Church planting is like taking the leap into marriage or becoming a first-time parent. As much as others tried to prepare you, as much as you and your husband read and conferenced and created strategies, nothing could have truly prepared you for the high-highs and the low-lows of church planting.
As I speak with fellow church planting wives, what I find is that, although we are in wildly different contexts and churches, we tend to have similar highs and lows. We cherish the joys of seeing that first salvation or seeing our husband come alive in his calling.
But we also have similar struggles, struggles native to those the Spirit has called out where fleshly strength is not enough, where faith is required. Sometimes it feels as if those struggles are going to crush us and we can’t see a way out from under them.

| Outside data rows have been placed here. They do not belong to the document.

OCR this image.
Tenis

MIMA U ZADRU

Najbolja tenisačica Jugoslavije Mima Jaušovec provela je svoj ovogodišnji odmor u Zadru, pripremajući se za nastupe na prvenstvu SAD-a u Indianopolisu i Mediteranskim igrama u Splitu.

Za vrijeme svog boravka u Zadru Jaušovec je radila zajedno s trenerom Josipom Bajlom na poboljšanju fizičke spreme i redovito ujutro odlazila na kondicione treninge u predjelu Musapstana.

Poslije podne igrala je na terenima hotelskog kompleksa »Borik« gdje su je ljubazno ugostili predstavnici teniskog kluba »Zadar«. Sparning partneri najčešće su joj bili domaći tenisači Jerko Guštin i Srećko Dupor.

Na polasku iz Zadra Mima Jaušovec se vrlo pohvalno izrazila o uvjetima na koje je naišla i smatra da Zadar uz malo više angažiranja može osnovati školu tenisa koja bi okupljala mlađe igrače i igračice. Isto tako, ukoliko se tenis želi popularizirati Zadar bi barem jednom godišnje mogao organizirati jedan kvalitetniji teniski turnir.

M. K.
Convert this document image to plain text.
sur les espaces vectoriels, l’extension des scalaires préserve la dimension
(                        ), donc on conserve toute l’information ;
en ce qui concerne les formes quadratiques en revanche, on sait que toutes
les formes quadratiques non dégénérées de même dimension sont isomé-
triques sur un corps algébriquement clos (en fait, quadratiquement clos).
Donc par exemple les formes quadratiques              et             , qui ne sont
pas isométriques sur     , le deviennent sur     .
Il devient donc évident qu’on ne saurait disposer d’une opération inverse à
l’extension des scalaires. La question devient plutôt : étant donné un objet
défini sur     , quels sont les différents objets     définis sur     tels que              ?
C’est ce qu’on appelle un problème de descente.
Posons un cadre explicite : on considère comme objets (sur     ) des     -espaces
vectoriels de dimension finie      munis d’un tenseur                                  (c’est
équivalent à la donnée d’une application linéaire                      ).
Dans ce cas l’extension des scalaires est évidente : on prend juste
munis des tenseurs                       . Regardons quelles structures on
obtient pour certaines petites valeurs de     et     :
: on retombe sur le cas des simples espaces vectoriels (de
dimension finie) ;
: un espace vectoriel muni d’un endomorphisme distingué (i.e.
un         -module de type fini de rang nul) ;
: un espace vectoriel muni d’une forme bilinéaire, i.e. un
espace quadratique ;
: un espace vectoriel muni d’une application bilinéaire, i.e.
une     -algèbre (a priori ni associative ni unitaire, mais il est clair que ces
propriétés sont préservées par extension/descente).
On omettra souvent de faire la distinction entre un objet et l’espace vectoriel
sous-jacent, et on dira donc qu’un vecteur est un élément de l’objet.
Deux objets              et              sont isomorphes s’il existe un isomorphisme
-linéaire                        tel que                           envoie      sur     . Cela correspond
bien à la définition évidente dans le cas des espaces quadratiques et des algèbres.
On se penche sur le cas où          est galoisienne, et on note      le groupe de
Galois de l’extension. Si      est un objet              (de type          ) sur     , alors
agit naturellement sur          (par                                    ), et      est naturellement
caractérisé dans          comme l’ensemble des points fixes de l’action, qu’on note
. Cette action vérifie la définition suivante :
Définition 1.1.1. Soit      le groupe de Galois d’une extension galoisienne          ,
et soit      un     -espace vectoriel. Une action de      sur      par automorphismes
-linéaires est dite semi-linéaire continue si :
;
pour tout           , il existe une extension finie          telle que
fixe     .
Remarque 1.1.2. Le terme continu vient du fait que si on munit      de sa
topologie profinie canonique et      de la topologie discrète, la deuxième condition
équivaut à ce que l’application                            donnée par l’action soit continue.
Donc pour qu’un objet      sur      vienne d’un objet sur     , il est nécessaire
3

In my years of church planting alongside my husband, I’ve found it helpful to reframe what I’ve experienced. Thinking about the common struggles you and I face from different angles enables us to catch a glimpse of what God is up to and to press on. Here are some of the things you may be thinking and the frames through which I encourage you to see your struggles:
It’s too hard.
It is hard. There’s no getting around that.
Reframe: Church planting is hard, but does God have purposes in our trials and difficulties? Absolutely. Church planting strips and sanctifies. Let it. Let it show you your false hopes. Let it show you that you can only have true hope in things that are sure and steadfast. Let church planting be the sanctification that God intends it to be. Embrace the hard, because God will absolutely grow you through it. He will teach you what it means to walk by faith, to serve sacrificially, and to love people. These are gifts that come out of the difficulty.

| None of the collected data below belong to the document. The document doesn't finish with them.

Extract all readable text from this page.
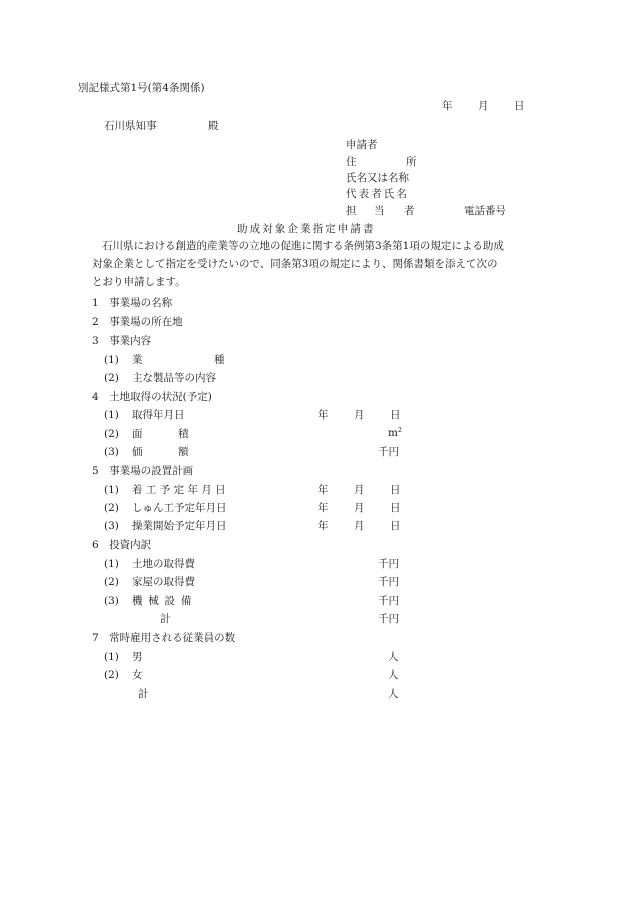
別記様式第1号(第4条関係)
年 月 日
石川県知事	殿
申請者
住	所
氏名又は名称
代表者氏名
担 当 者	電話番号
助成対象企業指定申請書
石川県における創造的産業等の立地の促進に関する条例第3条第1項の規定による助成
対象企業として指定を受けたいので、同条第3項の規定により、関係書類を添えて次の
とおり申請します。
1　事業場の名称
2　事業場の所在地
3　事業内容
(1) 業	種
(2) 主な製品等の内容
4　土地取得の状況(予定)
(1) 取得年月日	年 月 日
(2) 面	積	$m^2$
(3) 価	額	千円
5　事業場の設置計画
(1) 着工予定年月日	年 月 日
(2) しゅん工予定年月日	年 月 日
(3) 操業開始予定年月日	年 月 日
6　投資内訳
(1) 土地の取得費	千円
(2) 家屋の取得費	千円
(3) 機械設備	千円
計	千円
7　常時雇用される従業員の数
(1) 男	人
(2) 女	人
計	人
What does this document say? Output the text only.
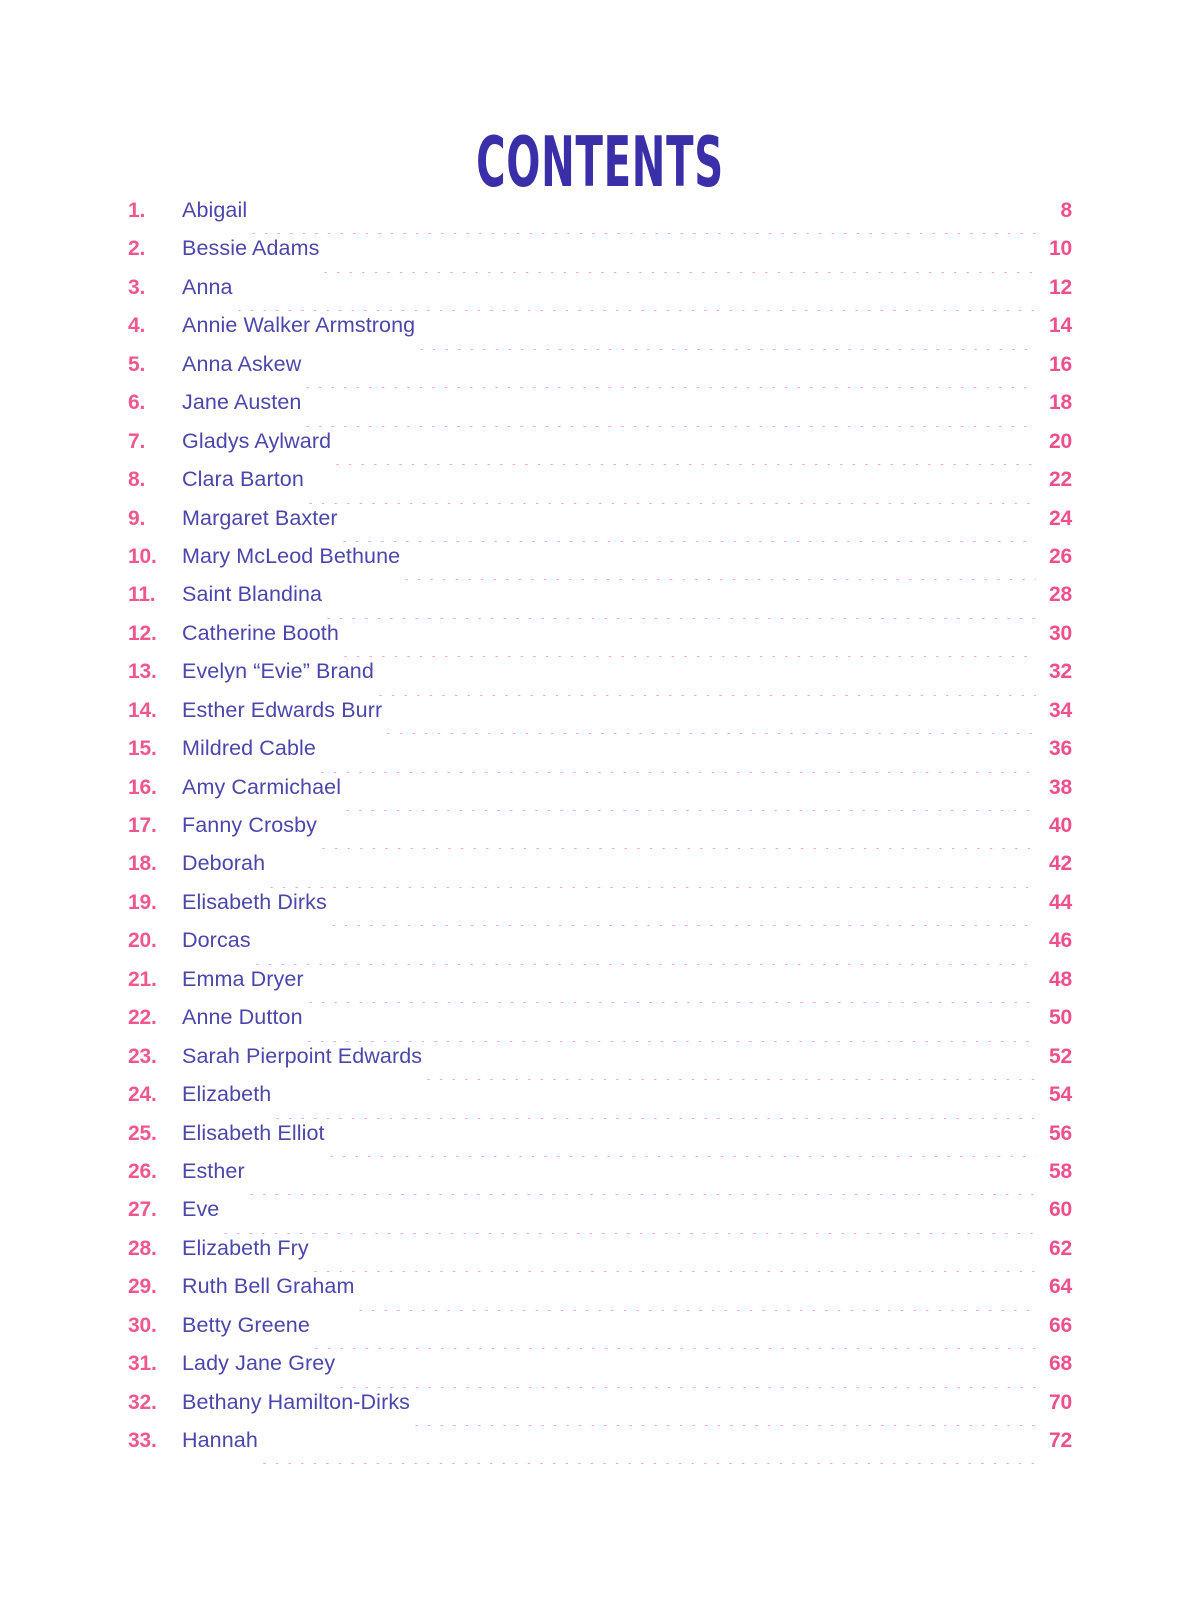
CONTENTS
1.	Abigail	8
2.	Bessie Adams	10
3.	Anna	12
4.	Annie Walker Armstrong	14
5.	Anna Askew	16
6.	Jane Austen	18
7.	Gladys Aylward	20
8.	Clara Barton	22
9.	Margaret Baxter	24
10.	Mary McLeod Bethune	26
11.	Saint Blandina	28
12.	Catherine Booth	30
13.	Evelyn “Evie” Brand	32
14.	Esther Edwards Burr	34
15.	Mildred Cable	36
16.	Amy Carmichael	38
17.	Fanny Crosby	40
18.	Deborah	42
19.	Elisabeth Dirks	44
20.	Dorcas	46
21.	Emma Dryer	48
22.	Anne Dutton	50
23.	Sarah Pierpoint Edwards	52
24.	Elizabeth	54
25.	Elisabeth Elliot	56
26.	Esther	58
27.	Eve	60
28.	Elizabeth Fry	62
29.	Ruth Bell Graham	64
30.	Betty Greene	66
31.	Lady Jane Grey	68
32.	Bethany Hamilton-Dirks	70
33.	Hannah	72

I feel uncertain about myself and this role.
Church planting, as opposed to a traditional church, offers you a blank slate in regards to your role, which can be overwhelming when we just want a bullet-pointed job description or a checklist to know how to be the “perfect” church planting wife.
Reframe: This blank slate can crush you in uncertainty, or it can be seen as your freedom. Church planting offers you the opportunity to be involved in various ministries and roles, which in turn offers you the freedom of discovering over time how God has wired you and designed you for ministry.
(P.S. It will help tremendously if you throw off the “perfect” mantle. There is no perfect church planting wife.)
I’m so scared.
I get it. You’re scared about the future, about what church planting means for your family, about financial provision, and about whether or not your church will even exist in three years.
Reframe: But are you not in the perfect position to tangibly observe the faithfulness of God? Not many people get this kind of vantage point! We are among a people who get to “taste and see that the Lord is good”. The place where you’re standing feels shaky, but if you purposefully look for the ways God has been and is being faithful to you, you’ll find Him faithful. If you purposefully look at Scripture each day, you’ll discover that His Word speaks so specifically to where you are. This purposeful looking feeds faith and banishes fear. Engage that process.
I’m so tired.
Recently I felt bone weary, so tired from caring for the emotional and physical needs of others. I recognized that there was resentment building in my heart, not toward these people, but toward God. I felt as if God had given me a heavy burden and sent me out in the world alone to carry it, but He wasn’t caring for me. Don’t we feel like that in church planting sometimes?
Reframe: As I recognized my resentment, God convicted me of truth. He reminded me of the command in Scripture to take a Sabbath, and then He nudged me to consider whether I was receiving that gift. I wasn’t. I wasn’t receiving His care and nurturing because I wasn’t embracing opportunities to rest. I do have a Father who cares for me; I have not been left an orphan. He shows that care to me in many ways, but when I am pouring my life out for others, He specifically asks me to come and receive physical, emotional, and spiritual rest from Him.
So, my fellow church planting wife, how will you reframe your struggles? What does the Lord have for you in the midst of them? I know one thing for sure. He has Himself to give you—His sanctification, faithfulness, rest, and care. He will enable you for what He’s called you to do. Receive Him.